Researchers demonstrate how a molecular barrel structure serves various functions in the mitochondria
Freiburg researchers have discovered that the molecular barrel protein Mdm10 can carry out various functions for the development and maintenance of mitochondrial structure by binding to protein machines. Mitochondria are the cell's powerhouses, for instance producing the energy for cell metabolism. The team led by Prof. Dr. Nikolaus Pfanner and Dr. Thomas Becker from the University of Freiburg's Institute of Biochemistry and Molecular Biology published the findings together with further colleagues in the journal Nature Communications.

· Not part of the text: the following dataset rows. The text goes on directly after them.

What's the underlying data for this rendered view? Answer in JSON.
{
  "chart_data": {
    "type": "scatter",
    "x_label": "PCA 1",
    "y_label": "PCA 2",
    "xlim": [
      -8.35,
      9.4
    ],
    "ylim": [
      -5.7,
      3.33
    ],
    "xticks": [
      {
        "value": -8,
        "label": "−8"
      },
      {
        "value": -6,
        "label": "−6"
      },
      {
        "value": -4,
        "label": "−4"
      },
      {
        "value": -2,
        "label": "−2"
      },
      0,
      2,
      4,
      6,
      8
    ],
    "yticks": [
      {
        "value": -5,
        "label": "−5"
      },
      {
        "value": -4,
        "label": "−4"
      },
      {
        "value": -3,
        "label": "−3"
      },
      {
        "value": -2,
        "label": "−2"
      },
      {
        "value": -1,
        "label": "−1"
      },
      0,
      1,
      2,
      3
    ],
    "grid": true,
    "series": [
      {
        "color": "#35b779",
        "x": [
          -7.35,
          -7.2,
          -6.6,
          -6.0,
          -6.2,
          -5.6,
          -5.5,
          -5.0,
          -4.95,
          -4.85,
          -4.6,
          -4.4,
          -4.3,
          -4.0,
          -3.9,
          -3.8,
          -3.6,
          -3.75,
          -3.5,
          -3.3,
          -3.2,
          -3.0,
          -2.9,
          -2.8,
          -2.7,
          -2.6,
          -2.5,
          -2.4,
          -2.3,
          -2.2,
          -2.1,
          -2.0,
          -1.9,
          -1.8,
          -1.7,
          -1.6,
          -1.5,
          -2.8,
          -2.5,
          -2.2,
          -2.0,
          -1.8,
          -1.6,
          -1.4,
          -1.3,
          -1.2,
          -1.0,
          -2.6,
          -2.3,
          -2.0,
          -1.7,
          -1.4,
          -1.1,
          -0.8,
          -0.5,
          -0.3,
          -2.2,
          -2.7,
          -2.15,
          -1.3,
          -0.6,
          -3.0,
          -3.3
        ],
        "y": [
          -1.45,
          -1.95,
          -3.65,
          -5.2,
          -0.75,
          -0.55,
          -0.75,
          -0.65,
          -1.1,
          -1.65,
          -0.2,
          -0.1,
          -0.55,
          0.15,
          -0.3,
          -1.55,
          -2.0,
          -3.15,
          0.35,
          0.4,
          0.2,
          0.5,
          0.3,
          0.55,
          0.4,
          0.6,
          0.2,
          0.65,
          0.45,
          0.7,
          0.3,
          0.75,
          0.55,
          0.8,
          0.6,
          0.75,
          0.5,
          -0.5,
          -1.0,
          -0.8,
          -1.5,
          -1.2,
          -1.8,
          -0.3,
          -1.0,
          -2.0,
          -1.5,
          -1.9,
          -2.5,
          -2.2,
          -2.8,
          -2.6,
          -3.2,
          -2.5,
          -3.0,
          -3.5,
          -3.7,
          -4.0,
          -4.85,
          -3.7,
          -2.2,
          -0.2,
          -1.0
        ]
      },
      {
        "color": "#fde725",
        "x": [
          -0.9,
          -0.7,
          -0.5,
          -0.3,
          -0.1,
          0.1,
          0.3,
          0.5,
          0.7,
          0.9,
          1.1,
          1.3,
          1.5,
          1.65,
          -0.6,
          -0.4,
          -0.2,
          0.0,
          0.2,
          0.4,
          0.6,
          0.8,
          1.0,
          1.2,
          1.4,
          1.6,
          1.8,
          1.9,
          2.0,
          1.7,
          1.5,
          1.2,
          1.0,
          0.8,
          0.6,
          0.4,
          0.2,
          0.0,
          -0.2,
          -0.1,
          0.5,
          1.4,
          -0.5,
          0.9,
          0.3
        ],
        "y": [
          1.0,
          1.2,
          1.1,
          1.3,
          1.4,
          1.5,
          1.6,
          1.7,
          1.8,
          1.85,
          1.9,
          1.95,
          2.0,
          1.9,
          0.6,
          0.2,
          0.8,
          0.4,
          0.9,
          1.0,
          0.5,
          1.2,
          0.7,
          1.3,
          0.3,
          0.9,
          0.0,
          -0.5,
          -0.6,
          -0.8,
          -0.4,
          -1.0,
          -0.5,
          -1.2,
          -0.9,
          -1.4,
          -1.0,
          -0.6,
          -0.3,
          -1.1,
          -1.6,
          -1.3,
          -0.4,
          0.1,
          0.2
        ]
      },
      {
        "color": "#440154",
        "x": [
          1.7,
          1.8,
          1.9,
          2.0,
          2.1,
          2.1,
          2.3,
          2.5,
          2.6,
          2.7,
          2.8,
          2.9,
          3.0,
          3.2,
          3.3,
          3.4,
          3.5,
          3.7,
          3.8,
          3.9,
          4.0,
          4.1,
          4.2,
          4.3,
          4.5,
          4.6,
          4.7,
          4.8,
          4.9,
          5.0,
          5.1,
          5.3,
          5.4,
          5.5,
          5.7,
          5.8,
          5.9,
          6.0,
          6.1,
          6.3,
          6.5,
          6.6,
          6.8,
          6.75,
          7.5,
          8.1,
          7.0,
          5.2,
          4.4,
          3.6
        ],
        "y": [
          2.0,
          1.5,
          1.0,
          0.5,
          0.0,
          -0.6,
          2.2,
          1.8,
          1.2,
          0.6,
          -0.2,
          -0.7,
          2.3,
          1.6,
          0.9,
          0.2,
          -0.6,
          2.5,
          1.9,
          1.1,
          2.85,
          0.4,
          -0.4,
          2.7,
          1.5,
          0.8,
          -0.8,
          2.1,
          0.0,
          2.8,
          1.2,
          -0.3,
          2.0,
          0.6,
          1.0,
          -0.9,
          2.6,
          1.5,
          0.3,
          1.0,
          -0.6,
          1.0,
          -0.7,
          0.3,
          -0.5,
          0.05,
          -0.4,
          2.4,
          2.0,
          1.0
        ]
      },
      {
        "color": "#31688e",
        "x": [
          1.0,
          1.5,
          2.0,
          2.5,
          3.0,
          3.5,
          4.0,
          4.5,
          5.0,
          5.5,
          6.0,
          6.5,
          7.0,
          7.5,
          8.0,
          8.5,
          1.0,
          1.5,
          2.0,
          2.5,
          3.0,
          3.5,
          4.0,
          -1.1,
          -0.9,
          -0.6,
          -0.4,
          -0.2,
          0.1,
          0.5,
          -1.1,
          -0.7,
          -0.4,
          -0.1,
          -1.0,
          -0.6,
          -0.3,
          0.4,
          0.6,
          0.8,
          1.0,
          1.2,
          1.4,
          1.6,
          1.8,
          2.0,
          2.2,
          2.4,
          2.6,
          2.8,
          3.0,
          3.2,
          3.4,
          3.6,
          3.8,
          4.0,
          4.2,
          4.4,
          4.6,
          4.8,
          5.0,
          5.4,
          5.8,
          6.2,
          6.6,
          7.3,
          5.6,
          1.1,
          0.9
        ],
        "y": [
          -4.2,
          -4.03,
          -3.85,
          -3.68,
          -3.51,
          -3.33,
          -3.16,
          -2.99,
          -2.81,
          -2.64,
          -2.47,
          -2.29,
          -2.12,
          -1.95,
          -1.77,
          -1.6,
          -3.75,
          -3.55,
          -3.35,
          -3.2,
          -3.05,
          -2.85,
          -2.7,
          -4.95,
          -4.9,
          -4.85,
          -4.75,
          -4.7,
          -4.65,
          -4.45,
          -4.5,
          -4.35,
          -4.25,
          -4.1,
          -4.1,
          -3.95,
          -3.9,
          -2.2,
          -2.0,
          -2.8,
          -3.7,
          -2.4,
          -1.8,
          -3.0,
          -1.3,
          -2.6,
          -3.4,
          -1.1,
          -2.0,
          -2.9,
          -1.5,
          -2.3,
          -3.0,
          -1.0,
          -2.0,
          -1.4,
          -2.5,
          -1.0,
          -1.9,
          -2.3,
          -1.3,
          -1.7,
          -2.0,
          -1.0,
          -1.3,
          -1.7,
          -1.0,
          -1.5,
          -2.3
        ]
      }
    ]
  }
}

On the one hand, mitochondria rely on the import of proteins from the cytosol, the aqueous component of the cell, yet on the other hand they are also dependent on the exchange of fatty lipids, the basic structural component of biological membranes, with the endoplasmic reticulum (ER), a network of membrane structures in the cytosol. Protein machines in the mitochondrial outer membrane play a key role in this exchange: The TOM complex is the entrance gate to the mitochondria for the proteins from the cytosol. A second protein machine, the SAM complex, integrates proteins into the outer membrane. Mitochondria are connected to the ER via molecular bridges, facilitating the exchange of lipids and enabling the development of the mitochondrial structure. One such bridge is the so-called ERMES complex. The protein Mdm10, which develops a beta-barrel structure, binds to the SAM complex and is also a component of the ERMES complex. The outer membrane protein Tom7 regulates the distribution of Mdm10 between the protein complexes. Until now, little was known about the functions of Mdm10 at these two protein machines.
Freiburg scientists from Collaborative Research Center 746, "Functional Specificity by Coupling and Modification of Proteins," and the Cluster of Excellence BIOSS Center for Biological Signalling Studies demonstrated in cooperation with a research group led by Prof. Dr. Enrico Schleiff from the University of Frankfurt that the binding sites for the SAM and ERMES complexes are located on different sides of the beta-barrel structure of Mdm10. The doctoral candidate Lars Ellenrieder from Becker's group also succeeded in identifying the particular functions of Mdm10 at the SAM and ERMES complexes. The protein forms the mitochondrial membrane anchor for the ERMES complex and is thus essential for the maintenance of the lipid composition and the structure of the mitochondria. In cooperation with a research group led by Prof. Dr. Richard Wagner at Jacobs University Bremen, the researchers also demonstrated that Mdm10 forms a channel and is involved in the import of proteins to the outer membrane at the SAM complex.